Paradigms are not necessarily correct. They’re not necessarily helpful in creating a unified, equitable, compassionate world. Most often, our varying paradigms are absolutely not helpful in creating a unified, equitable, compassionate world. 

Worldwide paradigm shifts are fundamentally and deeply difficult to go through. It is as equally difficult to shift a personal paradigm.  Both are necessary for change to happen.

Change (summing up)

Historically embedded DNA and personal and cultural perspectives along the way (gathered in this life) have helped to form our beliefs of who we are, what the world is like, and how we fit into it – our paradigms. Personal and worldwide paradigms guide how we live our lives. In turn, our paradigms guide our paths forward, and create our world culture.  From this perspective, we may have a vaguely-mapped-out conclusion of where we’ll walk and where we’ll land, of what the world is and will be. 

It is likely, though, that twists in the plot will change each of us, and ultimately, change all of us. We may look back and decide things weren’t as we had thought, and that the future is open for change too.  

Soul Family members help shift personal paradigms.
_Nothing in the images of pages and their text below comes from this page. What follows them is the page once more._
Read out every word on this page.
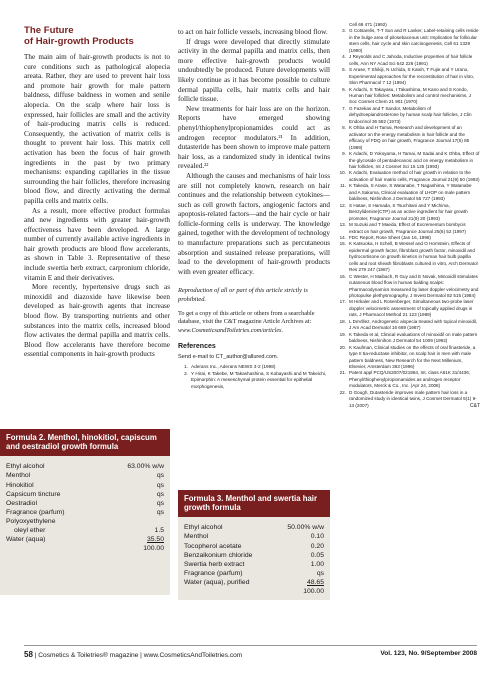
The Future
of Hair-growth Products

The main aim of hair-growth products is not to cure conditions such as pathological alopecia areata. Rather, they are used to prevent hair loss and promote hair growth for male pattern baldness, diffuse baldness in women and senile alopecia. On the scalp where hair loss is expressed, hair follicles are small and the activity of hair-producing matrix cells is reduced. Consequently, the activation of matrix cells is thought to prevent hair loss. This matrix cell activation has been the focus of hair growth ingredients in the past by two primary mechanisms: expanding capillaries in the tissue surrounding the hair follicles, therefore increasing blood flow, and directly activating the dermal papilla cells and matrix cells.

As a result, more effective product formulas and new ingredients with greater hair-growth effectiveness have been developed. A large number of currently available active ingredients in hair growth products are blood flow accelerants, as shown in Table 3. Representative of these include swertia herb extract, carpronium chloride, vitamin E and their derivatives.

More recently, hypertensive drugs such as minoxidil and diazoxide have likewise been developed as hair-growth agents that increase blood flow. By transporting nutrients and other substances into the matrix cells, increased blood flow activates the dermal papilla and matrix cells. Blood flow accelerants have therefore become essential components in hair-growth products

Formula 2. Menthol, hinokitiol, capiscum and oestradiol growth formula
Ethyl alcohol	63.00% w/w
Menthol	qs
Hinokitiol	qs
Capsicum tincture	qs
Oestradiol	qs
Fragrance (parfum)	qs
Polyoxyethylene
oleyl ether	1.5
Water (aqua)	35.50
100.00

to act on hair follicle vessels, increasing blood flow.

If drugs were developed that directly stimulate activity in the dermal papilla and matrix cells, then more effective hair-growth products would undoubtedly be produced. Future developments will likely continue as it has become possible to culture dermal papilla cells, hair matrix cells and hair follicle tissue.

New treatments for hair loss are on the horizon. Reports have emerged showing phenyl/thiophenylpropionamides could act as androgen receptor modulators.²¹ In addition, dutasteride has been shown to improve male pattern hair loss, as a randomized study in identical twins revealed.²²

Although the causes and mechanisms of hair loss are still not completely known, research on hair continues and the relationship between cytokines—such as cell growth factors, angiogenic factors and apoptosis-related factors—and the hair cycle or hair follicle-forming cells is underway. The knowledge gained, together with the development of technology to manufacture preparations such as percutaneous absorption and sustained release preparations, will lead to the development of hair-growth products with even greater efficacy.

Reproduction of all or part of this article strictly is prohibited.
To get a copy of this article or others from a searchable database, visit the C&T magazine Article Archives at: www.CosmeticsandToiletries.com/articles.
References
Send e-mail to CT_author@allured.com.
1. Aderans Inc., Aderans NEWS 3-2 (1998)
2. Y Hirai, K Takebe, M Takashashina, S Kobayashi and M Takeichi, Epimorphin: A mesenchymal protein essential for epithelial morphogenesis,
Formula 3. Menthol and swertia hair growth formula
Ethyl alcohol	50.00% w/w
Menthol	0.10
Tocopherol acetate	0.20
Benzalkonium chloride	0.05
Swertia herb extract	1.00
Fragrance (parfum)	qs
Water (aqua), purified	48.65
100.00
Cell 69 471 (1992)
3. G Cotsarelis, T-T Sun and R Lavker, Label-retaining cells reside in the bulge area of pilosebaceous unit: Implication for follicular stem cells, hair cycle and skin carcinogenesis, Cell 61 1329 (1990)
4. J Reynolds and C Jahoda, Inductive properties of hair follicle cells, Ann NY Acad Sci 642 226 (1991)
5. S Arase, T Shikiji, N Uchida, S Katoh, T Fujie and Y Urano, Experimental approaches for the reconstitution of hair in vitro, Skin Pharmacol 7 12 (1994)
6. K Adachi, S Takayasu, I Takashima, M Kano and S Kondo, Human hair follicles: Metabolism and control mechanisms, J Soc Cosmet Chem 21 901 (1970)
7. G Fazekas and T Sandor, Metabolism of dehydroepiandrosterone by human scalp hair follicles, J Clin Endocrinol 36 582 (1973)
8. K Ohba and H Tamai, Research and development of an activator on the energy metabolism in hair follicle and the efficacy of FDQ on hair growth, Fragrance Journal 17(5) 85 (1989)
9. K Adachi, D Yokoyama, H Tamai, M Sadai and K Ohba, Effect of the glycoside of pentadecanoic acid on energy metabolism in hair follicles, Int J Cosmet Sci 15 125 (1993)
10. K Adachi, Evaluation method of hair growth in relation to the activation of hair matrix cells, Fragrance Journal 21(9) 50 (1993)
11. K Takeda, S Arase, S Watanabe, T Nagashima, Y Watanabe and A Sakuma, Clinical evaluation of LHOP on male pattern baldness, Nishinihon J Dermatol 55 727 (1993)
12. S Hatae, S Hamada, S Tsuchitani and Y Michima, Benzylidenine(CTP) as an active ingredient for hair growth promoter, Fragrance Journal 21(9) 20 (1993)
13. M Suzuki and T Maeda, Effect of Excrementum bombycis extract on hair growth, Fragrance Journal 25(6) 52 (1997)
14. FDC Report, Rose Sheet (Jan 16, 1998)
15. K Katsuoka, H Schell, B Wessel and O Hornstein, Effects of epidermal growth factor, fibroblast growth factor, minoxidil and hydrocortisone on growth kinetics in human hair bulb papilla cells and root sheath fibroblasts cultured in vitro, Arch Dermatol Res 279 247 (1987)
16. C Wester, H Maibach, R Guy and E Novak, Minoxidil stimulates cutaneous blood flow in human balding scalps: Pharmacodynamics measured by laser doppler velocimetry and photopulse plethysmography, J Invest Dermatol 82 515 (1984)
17. M Hirkaler and L Rosenberger, Simultaneous two-probe laser doppler velocimetric assessment of topically applied drugs in rats, J Pharmacol Method 21 123 (1989)
18. L DeVillez, Androgenetic alopecia treated with topical minoxidil, J Am Acad Dermatol 16 669 (1987)
19. K Takeda et al, Clinical evaluations of minoxidil on male pattern baldness, Nishinihon J Dermatol 54 1009 (1992)
20. K Kaufman, Clinical studies on the effects of oral finasteride, a type II 5a-reductase inhibitor, on scalp hair in men with male pattern baldness, New Research for the Next Millenium, Elsevier, Amsterdam 363 (1996)
21. Patent appl PCQ/US2007/021984, Int. class A61K 31/4436, Phenyl/thiophenylpropionamides as androgen receptor modulators, Merck & Co., Inc. (Apr 24, 2008)
22. D Gough, Dutasteride improves male pattern hair loss in a randomized study in identical twins, J Cosmet Dermatol 6(1) 9-13 (2007)	C&T
58 | Cosmetics & Toiletries® magazine | www.CosmeticsAndToiletries.com	Vol. 123, No. 9/September 2008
Soul Family members add plot twists – opportunities, often disguised as pain-points and challenges – that entice more parts of the self to show up, and ultimately, change our perspectives.

It is likely that our lifetime adventures will end with a conclusion we did not see coming. It is likely our life lessons will be a surprise!

It is possible to shift the world culture. It is possible to create and live in a unified, equitable, compassionate world.  It is not simple, yet paradigm shifts do happen. How do we get there?  We start with a personal paradigm shift. It is not simple, yet it is necessary.

I believe I can do it.  I believe you can do it.  What do you believe you can do?